By a partisan vote of 241-173, the U.S. House of Representatives adopted legislation last Friday prohibiting FCC regulation of broadband Internet access rates. The law would thus limit the effects of the FCC’s 2015 Open Internet Order, which classified broadband as a Title II telecommunications service. Introduced by Rep. Adam Kinzinger (R-IL), the No Rate Regulation of Broadband Internet Access Act (H.R. 2666) now moves to the Senate for potential passage. That would put the measure on the desk of President Obama, who has threatened a veto.
H.R. 2666 would essentially codify assurances by FCC Chairman Tom Wheeler that the FCC would use its forbearance authority to refrain from imposing on fixed and wireless ISPs pricing and other restrictions that apply to Title II common carriers. Democrats claim, however, that the measure will diminish FCC authority to protect consumers by barring “after the fact” regulation of broadband rates through enforcement or other proceedings. An amendment, offered by Rep. Jerry McNerney (D-CA), which would have preserved the FCC’s jurisdiction to act “in the public interest, convenience and necessity” with respect to broadband rates was defeated by a vote of 173-231. Commenting on that amendment, House Communications & Technology Subcommittee Chairman Greg Walden (R-OR) remarked during floor debate that the term “public interest, convenience and necessity” is “so broad you can drive a rate regulation truck back through it.” However, as ranking subcommittee member Anna Eshoo maintained that the bill “in its broadness is an attack on consumers,” ranking House Energy & Commerce Committee member Frank Pallone (D-NJ) spoke for Democratic opponents in proclaiming: “we cannot support a bill that prevents the [FCC] from acting in the interest of the public.”

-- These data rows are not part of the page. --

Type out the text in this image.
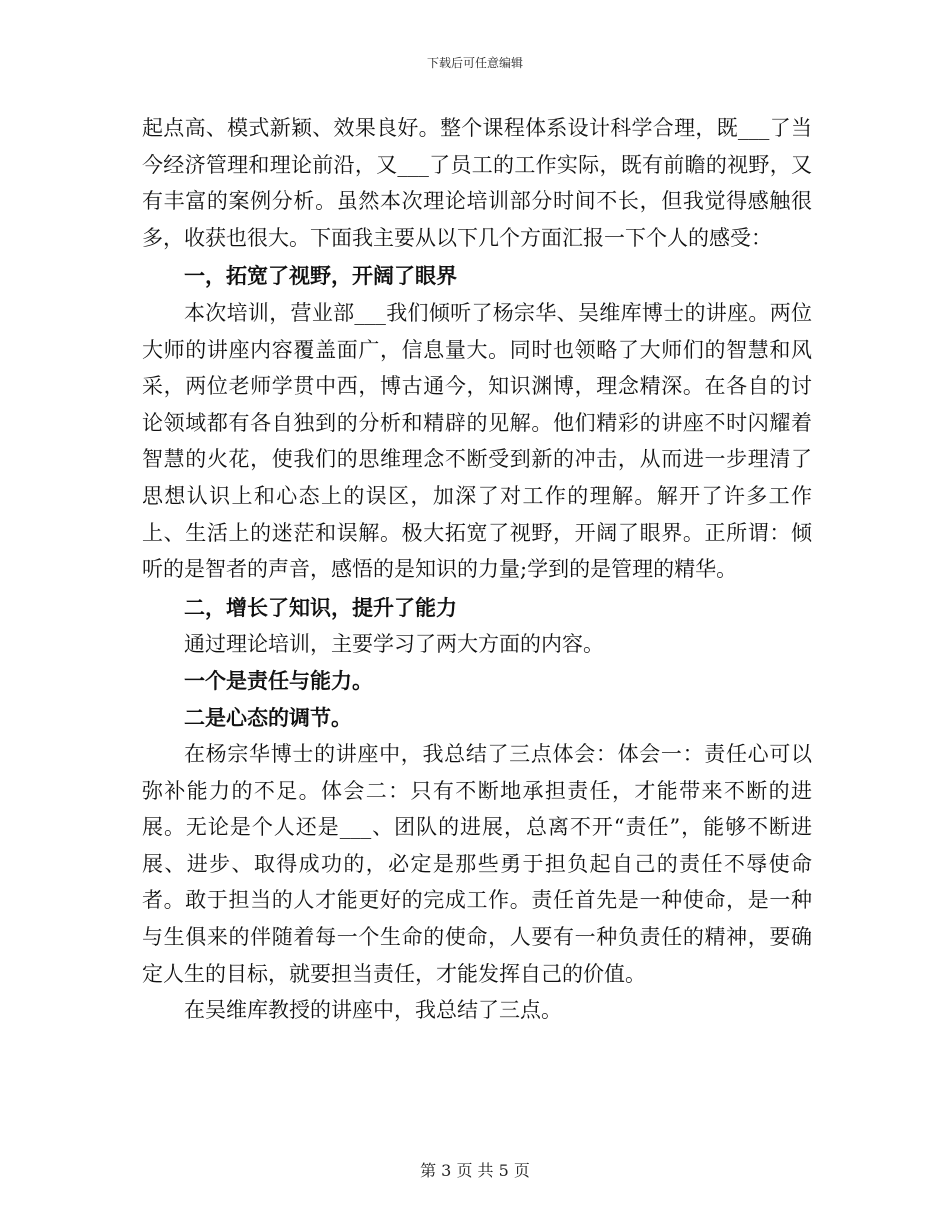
下载后可任意编辑

起点高、模式新颖、效果良好。整个课程体系设计科学合理，既___了当今经济管理和理论前沿，又___了员工的工作实际，既有前瞻的视野，又有丰富的案例分析。虽然本次理论培训部分时间不长，但我觉得感触很多，收获也很大。下面我主要从以下几个方面汇报一下个人的感受：

一，拓宽了视野，开阔了眼界

本次培训，营业部___我们倾听了杨宗华、吴维库博士的讲座。两位大师的讲座内容覆盖面广，信息量大。同时也领略了大师们的智慧和风采，两位老师学贯中西，博古通今，知识渊博，理念精深。在各自的讨论领域都有各自独到的分析和精辟的见解。他们精彩的讲座不时闪耀着智慧的火花，使我们的思维理念不断受到新的冲击，从而进一步理清了思想认识上和心态上的误区，加深了对工作的理解。解开了许多工作上、生活上的迷茫和误解。极大拓宽了视野，开阔了眼界。正所谓：倾听的是智者的声音，感悟的是知识的力量;学到的是管理的精华。

二，增长了知识，提升了能力

通过理论培训，主要学习了两大方面的内容。

一个是责任与能力。

二是心态的调节。

在杨宗华博士的讲座中，我总结了三点体会：体会一：责任心可以弥补能力的不足。体会二：只有不断地承担责任，才能带来不断的进展。无论是个人还是___、团队的进展，总离不开“责任”，能够不断进展、进步、取得成功的，必定是那些勇于担负起自己的责任不辱使命者。敢于担当的人才能更好的完成工作。责任首先是一种使命，是一种与生俱来的伴随着每一个生命的使命，人要有一种负责任的精神，要确定人生的目标，就要担当责任，才能发挥自己的价值。

在吴维库教授的讲座中，我总结了三点。

第 3 页 共 5 页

Walden denied that the goal of the bill is to “gut” the FCC’s Open Internet rules, as FCC Commissioner Ajit Pai joined industry executives in applauding the House vote. Characterizing H.R. 2666 as “common sense legislation,” Pai told reporters that the measure merely “codifies what President Obama told the FCC to do in 2014 and what Chairman Wheeler promised to do in 2015.” As Jot Carpenter, the vice president of government affairs for wireless association CTIA, observed “there is broad agreement that 20th century-style regulation is unnecessary in the highly competitive market for wireless broadband,” American Cable Association President Matthew Polka voiced hope that “the Senate will soon pass this bill, and the White House will likewise see the wisdom in signing it into law.”